Homozystein ist auch hilfreich. Seine Bewertung ist aber schwierig. Ob Homozystein wirklich eine Bedeutung hat, ist auch bis heute noch nicht bewiesen.

Hier ist die Zusammenstellung der Zyklen:


In diesem Zusammenhang ist ein dritter Zyklus, nämlich der Biopterin-Zyklus interessant, der auch MTHF benutzt, um Neurotransmitter, also Botenstoffe des Nervensystems herzustellen. Methyltetrahydrofolat (MTHF) hat also eine Doppelfunktion.

Hier ist der Biopterin-Zyklus:


Bei verschiedenen chemischen Reaktionen wird Tetrahydrobiopterin verbraucht und es entsteht dann Dihydrobiopterin.
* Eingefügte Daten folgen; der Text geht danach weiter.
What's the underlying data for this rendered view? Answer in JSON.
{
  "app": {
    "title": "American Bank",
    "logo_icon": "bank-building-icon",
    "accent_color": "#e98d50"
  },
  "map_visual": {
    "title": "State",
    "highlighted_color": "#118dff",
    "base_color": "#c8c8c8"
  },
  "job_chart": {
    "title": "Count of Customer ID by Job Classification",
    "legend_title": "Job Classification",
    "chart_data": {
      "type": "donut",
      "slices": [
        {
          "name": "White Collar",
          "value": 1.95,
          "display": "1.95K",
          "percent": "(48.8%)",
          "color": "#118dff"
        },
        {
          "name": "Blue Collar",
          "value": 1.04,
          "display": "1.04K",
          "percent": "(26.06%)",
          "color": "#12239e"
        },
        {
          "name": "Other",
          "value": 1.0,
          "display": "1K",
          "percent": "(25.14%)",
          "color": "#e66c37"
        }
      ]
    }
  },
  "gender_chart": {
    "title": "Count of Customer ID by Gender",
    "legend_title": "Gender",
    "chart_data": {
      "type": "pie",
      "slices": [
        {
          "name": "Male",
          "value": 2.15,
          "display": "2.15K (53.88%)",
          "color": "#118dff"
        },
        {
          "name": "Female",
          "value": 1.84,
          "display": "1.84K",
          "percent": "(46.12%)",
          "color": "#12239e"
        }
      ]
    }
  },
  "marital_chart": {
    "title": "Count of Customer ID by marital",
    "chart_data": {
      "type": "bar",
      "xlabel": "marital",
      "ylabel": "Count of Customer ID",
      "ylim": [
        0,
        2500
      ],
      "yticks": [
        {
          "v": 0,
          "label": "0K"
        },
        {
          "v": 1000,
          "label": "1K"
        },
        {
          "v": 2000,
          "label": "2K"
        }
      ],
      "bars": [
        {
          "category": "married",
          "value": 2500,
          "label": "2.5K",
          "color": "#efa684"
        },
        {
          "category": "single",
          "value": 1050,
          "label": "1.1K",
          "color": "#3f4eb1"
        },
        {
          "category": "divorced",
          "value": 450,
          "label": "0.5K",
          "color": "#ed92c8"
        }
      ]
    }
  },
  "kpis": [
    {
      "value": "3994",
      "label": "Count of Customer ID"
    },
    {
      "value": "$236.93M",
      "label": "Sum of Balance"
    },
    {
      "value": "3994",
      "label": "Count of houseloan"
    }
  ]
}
Mit Hilfe von MTHF (Methyltetrahydrofolat) aus dem Folat-Zyklus entsteht dann wieder Tetrahydrobiopterin und der Vorgang kann wieder neu beginnen.

Tetrahydrobiopterin ist Cofaktor vieler Reaktionsschritte und wird besonders bei der Bildung von verschiedenen Neurotransmittern benötigt:

 Serotonin-Synthese: Umwandlung von Tryptophan in 5-Hydroxy-Tryptophan.

 Dopamin-Synthese: Umwandlung von Tyrosin in L-Dopa.

Die nachfolgenden Syntheseschritte sind meist dann auch wieder Methylierungs-Reaktionen, die von der Bereitstellung von SAM abhängig sind. Am bekanntesten ist die Umwandlung von Serotonin zu Melatonin.

Der Methylierungs-Zyklus ist also ein zusammenhängendes Ganzes.

Wichtiges für die hausärztliche Praxis:

Der Methylierungs-Prozess wurde von Ärzten bisher zu wenig beachtet. Er muss aber funktionieren, damit wir gesund bleiben. SAM ist die wichtigste Substanz, welche die Methylgruppen überträgt. Es darf ein Mangel an Folsäure / Folat oder Vitamin B12 / Methylcobalamin vorliegen.